Re: How best to workaround time filtering + aggregation

Posted by Cory Zue <cz...@dimagi.com>.
Hi Aroj,

Welcome to my least favorite thing in couch!

If you anticipate high volumes of data I'd rule out (1). Likewise list
functions (2), I don't think will help you unless I misunderstand how
they work. You're still going to have to load all that data into the
list function which I doubt saves you much overhead as an alternative
to (1).

3, 4, and 5 are all solid options. The right answer for you will
likely be a tradeoff between how much you can tailor your use case to
fit in a relatively simple view (5), versus the desire to do more
complex and freeform querying in the future (3, 4). As for the choice
between SQL and Lucene, it just depends how comfortable you are with
the two technologies. Lucene will likely be less work to setup.
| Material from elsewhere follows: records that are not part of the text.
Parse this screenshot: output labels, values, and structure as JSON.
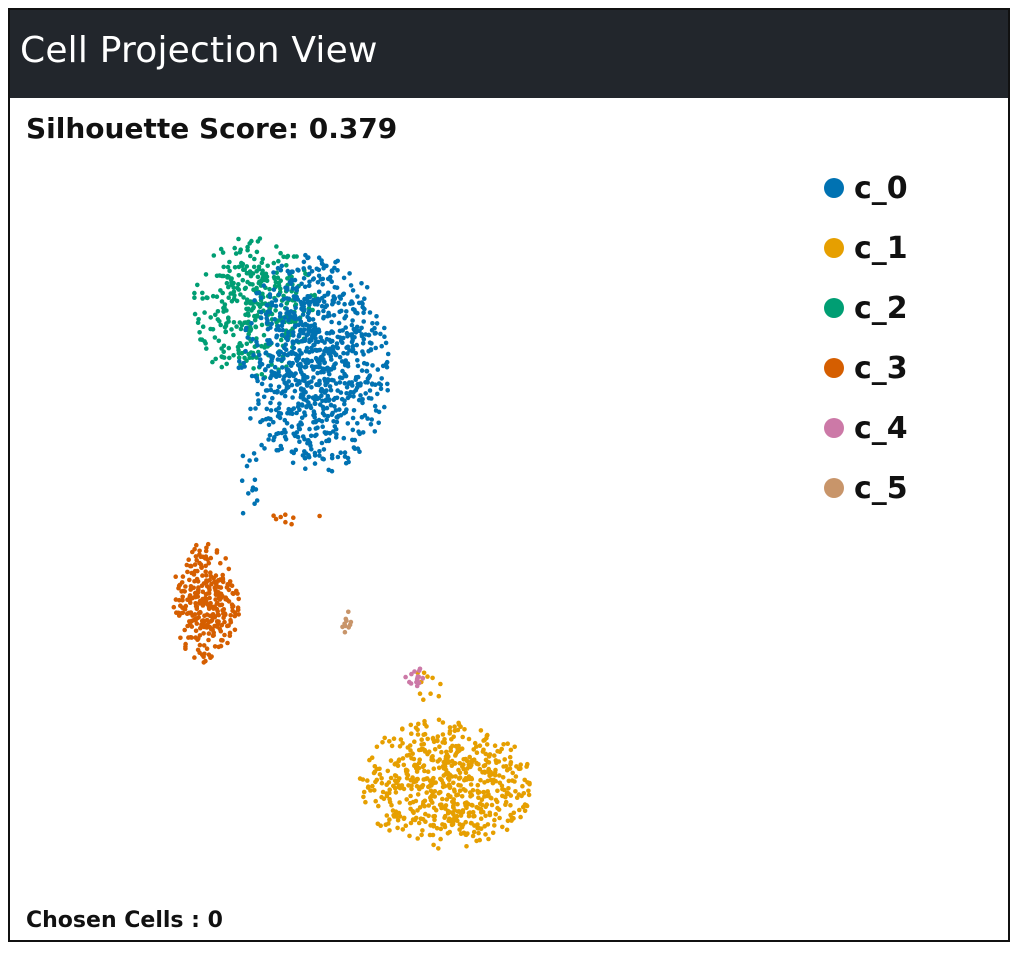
{
  "header": {
    "title": "Cell Projection View"
  },
  "metrics": {
    "silhouette_text": "Silhouette Score: 0.379",
    "chosen_text": "Chosen Cells : 0"
  },
  "chart_data": {
    "type": "scatter",
    "title": "",
    "xlabel": "",
    "ylabel": "",
    "xlim": [
      0,
      100
    ],
    "ylim": [
      0,
      100
    ],
    "grid": false,
    "legend_position": "top-right",
    "series": [
      {
        "name": "c_0",
        "color": "#0072b2",
        "clusters": [
          {
            "center": [
              34,
              78
            ],
            "spread": [
              8.0,
              10.0
            ],
            "count": 900
          },
          {
            "center": [
              23,
              60
            ],
            "spread": [
              2.0,
              3.5
            ],
            "count": 14
          }
        ]
      },
      {
        "name": "c_1",
        "color": "#e69f00",
        "clusters": [
          {
            "center": [
              56,
              18
            ],
            "spread": [
              9.0,
              6.0
            ],
            "count": 620
          },
          {
            "center": [
              53,
              32
            ],
            "spread": [
              1.5,
              2.0
            ],
            "count": 10
          }
        ]
      },
      {
        "name": "c_2",
        "color": "#009e73",
        "clusters": [
          {
            "center": [
              24,
              86
            ],
            "spread": [
              6.5,
              6.5
            ],
            "count": 360
          }
        ]
      },
      {
        "name": "c_3",
        "color": "#d55e00",
        "clusters": [
          {
            "center": [
              16,
              44
            ],
            "spread": [
              3.5,
              5.5
            ],
            "count": 300
          },
          {
            "center": [
              30,
              56
            ],
            "spread": [
              3.5,
              1.0
            ],
            "count": 8
          }
        ]
      },
      {
        "name": "c_4",
        "color": "#cc79a7",
        "clusters": [
          {
            "center": [
              51,
              33
            ],
            "spread": [
              1.2,
              1.0
            ],
            "count": 18
          }
        ]
      },
      {
        "name": "c_5",
        "color": "#c8956a",
        "clusters": [
          {
            "center": [
              39.5,
              41
            ],
            "spread": [
              0.6,
              1.5
            ],
            "count": 10
          }
        ]
      }
    ]
  }
}
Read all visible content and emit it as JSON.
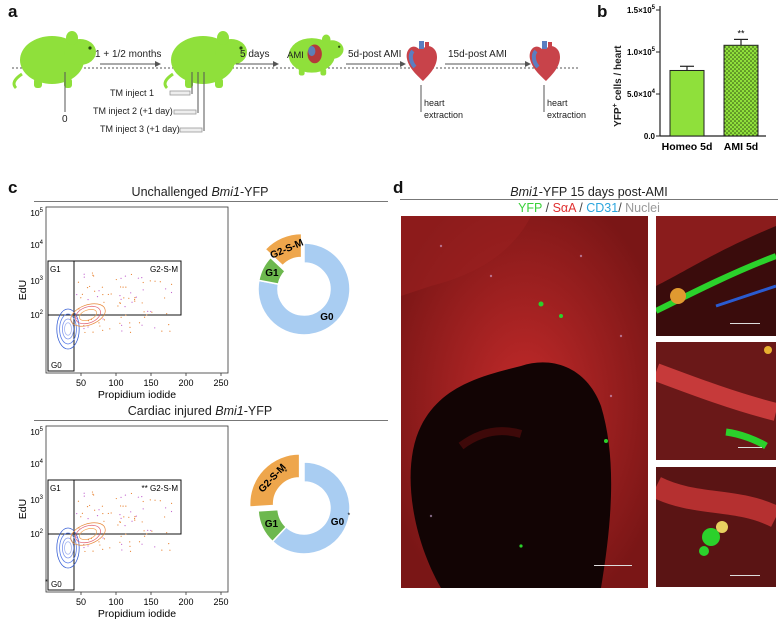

SQL
will likely be easier to query.

[plug] If you end up going with option 3 you may find the blog post I
just wrote about almost this exact use case useful:
http://www.dimagi.com/pulling-data-from-couchdb-to-a-relational-database-made-easy-with-_changes/

Cory

--
Cory L. Zue
Dimagi, Inc
http://www.dimagi.com/



On Thu, Jun 16, 2011 at 4:38 PM, Aroj George <ar...@gmail.com> wrote:
> Hi All,
>
> We have this requirement where we want to do aggregations over a set of time
> series data after we have filtered it by time, in response to the time range
> values input by a user.
>
> Size: 10 million documents.
> Aggregations to be applied: Sum, Count, Average, Max, Min, Latest etc..
> Grouped By: Clinic Id,Field Name
> *
> Doc Structure:*
> { clinic id: 10, data :  { beds : 10, meds: 20, doctors : 30 }, timestamp :
> T1 }
>
> *View Structure:*
> key: timestamp, clinic id, field name ( T1, 10, beds )
> value: field value (10)
>
> The above view will allow us to filter by a time range, but not group by
> clinic id + field name, because of the timestamp being the first part of the
> key.
>
> So the only option it seems is to do the time filtering in Couch and do the
> aggregations on the filtered set outside of Couch.
>
> *Options:*
>
> 1.  *Python*
> Load the filtered set in the client, (python) and use pythons's built in
> reduce functions like sum, count etc.
>
> Concerns: Loading a huge set of data into the python client may not be
> efficient.
>
> 2. *List functions*
> Use the Couch view to do time filter + do the aggregation in a list
> function.
> The key advantage here could be that everything is being done in Couch. This
> not what a list function is meant for,
> but given that aggregation via map/reduce is not possible in this case,
> could this be a reasonable solution?
>
> Concerns:
> Will the javascript list function be slower than even doing the aggregation
> in python?
> Can I switch to an erlang list function to speed things up?
>
> 3. *SQL*
> Load the data into a SQL table at regular intervals or using the _changes
> view, with the below columns,
> and use SQL's group by and sum,count functions to return the query results.
>
> Entity ID, Field Name, Field Value, Timestamp
>
> Select sum(field value) group by entity id, field name where timestamp > T1
> and timestamp < T2
>
> 4. *Lucene*
> I am not sure, but can something like Elastic Search (
> http://www.elasticsearch.org/) or Solr help here?
>
> 5. *Multiple Queries*
> Another option I could think of is, to change the view key to
>
> *[clinic id, field name, timestamp]* ie add the timestamp at the end.
>
> Now do a query for each clinic and field, like start_key = [clinic id, field
> name, T1] and end_key = [clinic id, field name, T2] and group = 2.
> This will give me the result, but I will have to do a query for (number of
> clinics * number of fields) times.
> Which again will be too inefficient because of that many HTTP calls. Unless
> I can make all multiple such queries in a single HTTP GET?
> Can I optimise this somehow?
>
> What do you guys think, which of the above is the best option? How best
> would you solve this use case?
>
> The question essentially being, what's the most efficient  and scalable way
> to perform real time aggregations on a set of data with time as filter
> criteria?
> The primary impact of the time filter being that we can't really do the
> aggregations using the map reduce views.
>
> Rgds,
> Aroj
>